FDIC

Why I Teach: Richard Marinucci

In this series, Fire Engineering Senior Editor Mary Jane Dittmar looks at the things that motivated and inspired instructors to present on their topics at FDIC International 2016. Segments will be posted on a regular basis up to and through the conference, April 18-23.

Richard Marinucci

Columnist

Fire Engineering

Executive Director,

Fire Department Safety Officers Association

People, Politics, and Problems: The Job Description for Chief Officers

Monday, April 18, 2016, 8:00 a.m.-12:00 p.m.

 

After nearly four decades in the fire service, I still see individuals inadequately prepared for the new challenges they will face when they are promoted to a higher rank. A newly appointed officer in one of my classes recalled that I told the class that they would be facing issues that they would never have thought about and would find hard to believe. He gave me a few examples, remarking that he couldn’t make up stories like these.

Just being told to expect things that he would never have considered allowed him to better prepare his organization and himself to address the issues. He now understands that these types of challenges happen to everyone and he is not alone.

For some issues, it helps to establish a support network and determine a problem-solving method. We also talked about doing things to help prevent problems. Minimizing problems makes it easier to address those problems that are not prevented.

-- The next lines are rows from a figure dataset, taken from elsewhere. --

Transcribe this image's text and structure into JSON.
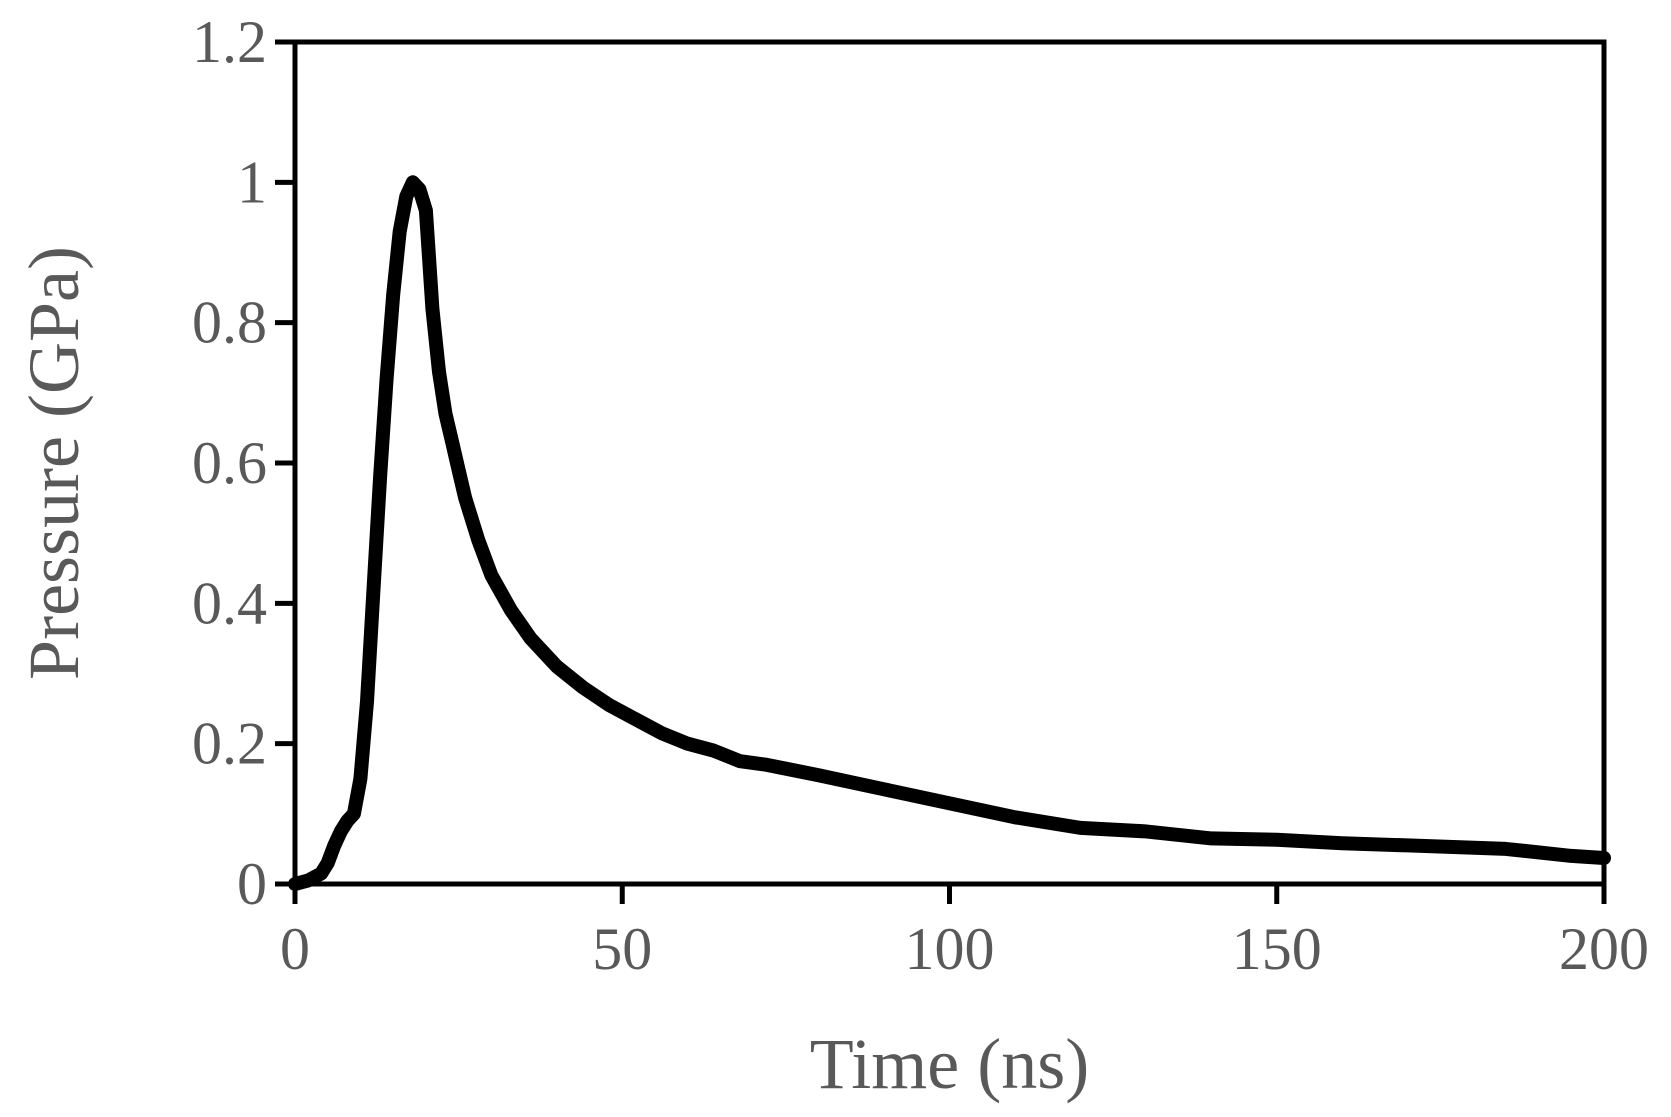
{
  "chart_data": {
    "type": "line",
    "title": "",
    "xlabel": "Time (ns)",
    "ylabel": "Pressure (GPa)",
    "xlim": [
      0,
      200
    ],
    "ylim": [
      0,
      1.2
    ],
    "x_ticks": [
      0,
      50,
      100,
      150,
      200
    ],
    "x_tick_labels": [
      "0",
      "50",
      "100",
      "150",
      "200"
    ],
    "y_ticks": [
      0,
      0.2,
      0.4,
      0.6,
      0.8,
      1.0,
      1.2
    ],
    "y_tick_labels": [
      "0",
      "0.2",
      "0.4",
      "0.6",
      "0.8",
      "1",
      "1.2"
    ],
    "grid": false,
    "legend": "none",
    "line_color": "#000000",
    "series": [
      {
        "x": [
          0,
          2,
          4,
          5,
          6,
          7,
          8,
          9,
          10,
          11,
          12,
          13,
          14,
          15,
          16,
          17,
          18,
          19,
          20,
          21,
          22,
          23,
          24,
          25,
          26,
          28,
          30,
          33,
          36,
          40,
          44,
          48,
          52,
          56,
          60,
          64,
          68,
          72,
          80,
          90,
          100,
          110,
          120,
          130,
          140,
          150,
          160,
          170,
          185,
          195,
          200
        ],
        "y": [
          0.0,
          0.005,
          0.015,
          0.03,
          0.055,
          0.075,
          0.09,
          0.1,
          0.15,
          0.26,
          0.42,
          0.58,
          0.72,
          0.84,
          0.93,
          0.98,
          1.0,
          0.99,
          0.96,
          0.82,
          0.73,
          0.67,
          0.63,
          0.59,
          0.55,
          0.49,
          0.44,
          0.39,
          0.35,
          0.31,
          0.28,
          0.255,
          0.235,
          0.215,
          0.2,
          0.19,
          0.175,
          0.17,
          0.155,
          0.135,
          0.115,
          0.095,
          0.08,
          0.075,
          0.065,
          0.063,
          0.058,
          0.055,
          0.05,
          0.04,
          0.037
        ]
      }
    ]
  }
}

As firefighters ascend the ranks, they need more problem-solving skills which can be taught and improved. Just like anything firefighters do, we should strive to continually improve. The better prepared an individual is, the less likely that person is to commit an error that will set back his career or job performance. For senior officers, almost all of their significant issues will originate with people or in the political environment. Anything done to improve performance elevates the entire organization and profession.

The issues often raised in textbooks and generic presentations are not easily applicable to a diverse service. We can learn much about people and politics from the “real world.” No department has a monopoly on issues; we will learn a lot by sharing.